Joyce warns of US ‘Armageddon’
MARK DAVIS AND PHILLIP COOREY
December 11, 2009
THE OPPOSITION finance spokesman, Barnaby Joyce, believes the United States government could default on its debt, triggering an “economic Armageddon” which will make the recent global financial crisis pale into insignificance.
Senator Joyce said yesterday he did not mean to alarm the public but there needed to be a debate about Australia’s “contingency plan” for a sovereign debt default by the US or even by a local state government.
“A default by the US means complete economic collapse around the world and the question we have got to ask ourselves is where are we in that,” Senator Joyce said.
His warning came as the Rudd Government ramped up its attack on Senator Joyce as an economic extremist by highlighting his strong opposition to Chinese sovereign investment in Australia.
The Treasurer, Wayne Swan, said it was a cause for concern that Senator Joyce had been elevated “from the reactionary fringe of our economic debate to the second-most senior economic policymaking job in the alternative government”.
The scrutiny of foreign investment bids was adequate and “if we were to follow the advice of some of the extremists on foreign investment, it could cost something like 20,000 jobs right across Australia”.
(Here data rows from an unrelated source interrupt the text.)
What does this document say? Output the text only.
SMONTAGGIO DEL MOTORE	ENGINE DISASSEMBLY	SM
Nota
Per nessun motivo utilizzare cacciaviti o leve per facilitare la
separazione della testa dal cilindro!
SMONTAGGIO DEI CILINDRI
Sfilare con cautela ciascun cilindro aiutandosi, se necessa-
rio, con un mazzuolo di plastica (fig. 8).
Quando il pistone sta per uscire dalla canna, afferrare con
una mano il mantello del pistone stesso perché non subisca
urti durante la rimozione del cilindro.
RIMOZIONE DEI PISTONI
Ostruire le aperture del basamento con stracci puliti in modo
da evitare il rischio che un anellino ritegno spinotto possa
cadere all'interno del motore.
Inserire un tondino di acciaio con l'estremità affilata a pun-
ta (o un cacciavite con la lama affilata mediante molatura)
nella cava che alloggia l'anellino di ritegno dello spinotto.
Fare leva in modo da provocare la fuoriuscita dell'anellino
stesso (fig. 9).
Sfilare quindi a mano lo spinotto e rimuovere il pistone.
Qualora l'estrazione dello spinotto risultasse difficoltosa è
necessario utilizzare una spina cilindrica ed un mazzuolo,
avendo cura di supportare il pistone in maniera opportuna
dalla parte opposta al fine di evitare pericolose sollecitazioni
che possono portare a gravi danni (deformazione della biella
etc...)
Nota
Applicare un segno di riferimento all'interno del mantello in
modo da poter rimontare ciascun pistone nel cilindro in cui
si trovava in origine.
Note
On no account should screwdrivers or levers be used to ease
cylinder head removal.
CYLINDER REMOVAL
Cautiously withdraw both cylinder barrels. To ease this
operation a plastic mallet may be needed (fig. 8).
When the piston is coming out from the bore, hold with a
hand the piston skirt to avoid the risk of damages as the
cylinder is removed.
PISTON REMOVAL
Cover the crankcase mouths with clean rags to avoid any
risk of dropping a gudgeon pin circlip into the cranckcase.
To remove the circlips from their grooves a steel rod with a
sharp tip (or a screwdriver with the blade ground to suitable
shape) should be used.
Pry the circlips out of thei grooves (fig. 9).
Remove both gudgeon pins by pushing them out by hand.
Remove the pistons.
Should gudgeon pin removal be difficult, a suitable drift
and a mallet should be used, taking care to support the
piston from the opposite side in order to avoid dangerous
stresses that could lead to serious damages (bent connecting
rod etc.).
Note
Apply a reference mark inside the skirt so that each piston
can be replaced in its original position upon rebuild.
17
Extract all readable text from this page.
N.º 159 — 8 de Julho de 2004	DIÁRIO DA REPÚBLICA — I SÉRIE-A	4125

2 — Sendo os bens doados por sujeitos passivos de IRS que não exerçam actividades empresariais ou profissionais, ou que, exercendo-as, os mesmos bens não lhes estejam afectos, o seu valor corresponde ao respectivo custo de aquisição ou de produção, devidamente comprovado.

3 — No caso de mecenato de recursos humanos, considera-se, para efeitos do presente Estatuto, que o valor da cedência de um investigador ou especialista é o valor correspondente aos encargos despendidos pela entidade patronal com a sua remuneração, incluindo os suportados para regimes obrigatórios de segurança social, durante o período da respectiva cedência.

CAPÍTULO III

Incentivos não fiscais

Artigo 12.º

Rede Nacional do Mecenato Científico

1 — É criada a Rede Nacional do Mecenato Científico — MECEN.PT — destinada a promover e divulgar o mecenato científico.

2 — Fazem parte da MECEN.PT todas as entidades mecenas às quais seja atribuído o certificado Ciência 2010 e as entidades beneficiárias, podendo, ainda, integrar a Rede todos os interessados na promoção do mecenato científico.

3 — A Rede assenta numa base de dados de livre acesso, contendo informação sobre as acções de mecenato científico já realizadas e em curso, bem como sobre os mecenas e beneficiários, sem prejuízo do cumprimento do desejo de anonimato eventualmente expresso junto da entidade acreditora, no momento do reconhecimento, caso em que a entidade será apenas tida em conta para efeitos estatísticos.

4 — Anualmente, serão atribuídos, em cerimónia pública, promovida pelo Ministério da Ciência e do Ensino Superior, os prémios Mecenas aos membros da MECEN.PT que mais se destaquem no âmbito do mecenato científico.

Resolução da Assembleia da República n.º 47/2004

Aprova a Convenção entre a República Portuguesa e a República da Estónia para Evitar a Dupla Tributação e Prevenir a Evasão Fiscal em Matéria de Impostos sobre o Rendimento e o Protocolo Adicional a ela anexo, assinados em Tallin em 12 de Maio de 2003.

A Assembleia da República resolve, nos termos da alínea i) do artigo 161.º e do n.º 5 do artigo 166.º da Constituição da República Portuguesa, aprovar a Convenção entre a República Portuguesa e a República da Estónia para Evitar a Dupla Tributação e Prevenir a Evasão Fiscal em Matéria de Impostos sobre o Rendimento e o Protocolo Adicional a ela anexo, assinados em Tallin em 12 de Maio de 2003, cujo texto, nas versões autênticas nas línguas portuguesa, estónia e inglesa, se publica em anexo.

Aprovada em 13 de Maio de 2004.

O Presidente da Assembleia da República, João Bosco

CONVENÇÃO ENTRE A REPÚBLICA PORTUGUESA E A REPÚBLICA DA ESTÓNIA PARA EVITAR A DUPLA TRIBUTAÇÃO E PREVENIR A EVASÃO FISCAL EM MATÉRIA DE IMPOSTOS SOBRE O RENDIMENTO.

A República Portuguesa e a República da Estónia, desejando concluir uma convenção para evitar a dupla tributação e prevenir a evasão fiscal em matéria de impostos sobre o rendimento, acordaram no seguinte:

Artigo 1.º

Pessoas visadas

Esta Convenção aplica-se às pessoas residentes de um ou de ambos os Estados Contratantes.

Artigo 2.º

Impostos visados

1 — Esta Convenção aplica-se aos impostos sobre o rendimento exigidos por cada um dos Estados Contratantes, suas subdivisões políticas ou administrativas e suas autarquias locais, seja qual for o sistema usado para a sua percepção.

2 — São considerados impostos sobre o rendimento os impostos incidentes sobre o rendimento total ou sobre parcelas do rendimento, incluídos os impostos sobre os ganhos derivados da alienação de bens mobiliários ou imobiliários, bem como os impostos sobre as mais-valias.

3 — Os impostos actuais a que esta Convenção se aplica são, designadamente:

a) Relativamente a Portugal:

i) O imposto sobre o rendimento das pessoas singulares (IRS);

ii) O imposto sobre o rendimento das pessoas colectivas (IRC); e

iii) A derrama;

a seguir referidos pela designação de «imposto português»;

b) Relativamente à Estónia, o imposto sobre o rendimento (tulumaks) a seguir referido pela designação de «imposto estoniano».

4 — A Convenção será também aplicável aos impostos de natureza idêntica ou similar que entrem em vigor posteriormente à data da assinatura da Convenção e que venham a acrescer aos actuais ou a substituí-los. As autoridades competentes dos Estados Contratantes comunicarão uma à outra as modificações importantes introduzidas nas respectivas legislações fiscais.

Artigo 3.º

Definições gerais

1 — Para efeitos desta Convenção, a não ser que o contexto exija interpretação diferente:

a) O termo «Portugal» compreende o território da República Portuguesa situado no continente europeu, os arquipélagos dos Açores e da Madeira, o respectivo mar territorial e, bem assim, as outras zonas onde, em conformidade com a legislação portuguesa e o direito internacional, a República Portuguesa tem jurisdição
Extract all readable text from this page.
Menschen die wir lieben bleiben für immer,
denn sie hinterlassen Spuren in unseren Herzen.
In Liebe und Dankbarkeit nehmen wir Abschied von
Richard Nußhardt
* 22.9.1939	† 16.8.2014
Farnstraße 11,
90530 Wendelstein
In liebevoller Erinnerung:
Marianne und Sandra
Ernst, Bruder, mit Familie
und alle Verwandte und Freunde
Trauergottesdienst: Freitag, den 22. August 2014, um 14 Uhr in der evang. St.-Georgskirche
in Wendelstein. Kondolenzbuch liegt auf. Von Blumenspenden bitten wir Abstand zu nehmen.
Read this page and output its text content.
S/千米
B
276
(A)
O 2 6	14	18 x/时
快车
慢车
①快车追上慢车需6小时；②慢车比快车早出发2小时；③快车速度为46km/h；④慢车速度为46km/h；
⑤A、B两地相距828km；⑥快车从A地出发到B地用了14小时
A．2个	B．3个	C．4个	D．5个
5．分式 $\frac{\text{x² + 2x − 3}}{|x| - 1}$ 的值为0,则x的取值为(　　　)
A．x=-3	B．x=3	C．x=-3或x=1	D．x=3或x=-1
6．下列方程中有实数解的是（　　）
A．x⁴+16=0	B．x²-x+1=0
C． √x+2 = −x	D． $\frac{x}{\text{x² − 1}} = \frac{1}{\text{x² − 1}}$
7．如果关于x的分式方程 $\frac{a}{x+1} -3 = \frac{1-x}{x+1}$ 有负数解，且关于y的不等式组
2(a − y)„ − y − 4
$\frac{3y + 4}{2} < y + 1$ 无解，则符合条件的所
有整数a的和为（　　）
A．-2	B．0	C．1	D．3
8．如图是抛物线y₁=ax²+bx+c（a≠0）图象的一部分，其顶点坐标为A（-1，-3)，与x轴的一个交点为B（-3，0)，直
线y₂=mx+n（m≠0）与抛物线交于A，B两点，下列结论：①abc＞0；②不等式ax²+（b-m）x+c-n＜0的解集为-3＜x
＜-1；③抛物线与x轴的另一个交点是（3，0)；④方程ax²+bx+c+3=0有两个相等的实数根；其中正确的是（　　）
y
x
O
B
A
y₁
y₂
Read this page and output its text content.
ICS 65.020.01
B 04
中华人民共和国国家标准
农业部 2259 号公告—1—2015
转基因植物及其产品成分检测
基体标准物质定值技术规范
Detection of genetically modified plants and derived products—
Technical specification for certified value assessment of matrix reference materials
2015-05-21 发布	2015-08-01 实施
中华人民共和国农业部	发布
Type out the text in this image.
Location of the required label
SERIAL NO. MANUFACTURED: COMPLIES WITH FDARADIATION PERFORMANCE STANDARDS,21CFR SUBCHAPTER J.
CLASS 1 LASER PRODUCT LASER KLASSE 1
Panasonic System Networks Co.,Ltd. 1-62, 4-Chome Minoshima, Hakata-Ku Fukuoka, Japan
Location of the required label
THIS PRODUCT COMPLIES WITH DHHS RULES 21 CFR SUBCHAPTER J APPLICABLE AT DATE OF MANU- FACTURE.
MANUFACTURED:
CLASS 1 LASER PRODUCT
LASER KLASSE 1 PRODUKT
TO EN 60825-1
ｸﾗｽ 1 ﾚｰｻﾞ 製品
Senator Joyce said the chances of a US debt default were distant but real and politicians were not doing the electorate a favour by refusing to acknowledge the risk.
He said the Federal Government’s debt would push up interest rates and predicted that some state Labor governments would not be able to repay their borrowings.
“The Federal Government has $115.7 billion in debt, Australian government securities, notes and bonds on issue, and the states have another $170 billion in debt.
“We have to ask whether the states have the capacity to repay that. I would say in some instances they do not, particularly Queensland.”
Senator Joyce said that if the US recovered, global funds would flow back into North America. “There will be only one way Australia will be able to keep funds here and that is by putting up interest rates, which will therefore bring real costs back to households,” he said.
“That is the first scenario, which is extremely bad for Australia. The worse scenario is where the US doesn’t repay its debt – the $2 trillion in debt it owes to the Chinese, the $1 trillion in debt it has to the Japanese and the $US1 trillion in debt to others – and then we are really nailed.
“The outcome is a shift away from the US dollar as the international trading currency and a shift to the Chinese yuan, and China becomes an immensely powerful player overnight.
“It’s the real financial crisis, and the real financial crisis will mean this preamble we have just had pales into insignificance.”
Asked what sort of contingency plan he would advocate, Senator Joyce said it was like trying to prepare for a tidal wave but the local economy should have more self-reliance.
“Things you look for in that economic Armageddon are the capacity to feed ourselves, the capacity to provide the fundamentals in medicines and basic fundamental requirements for our nation.”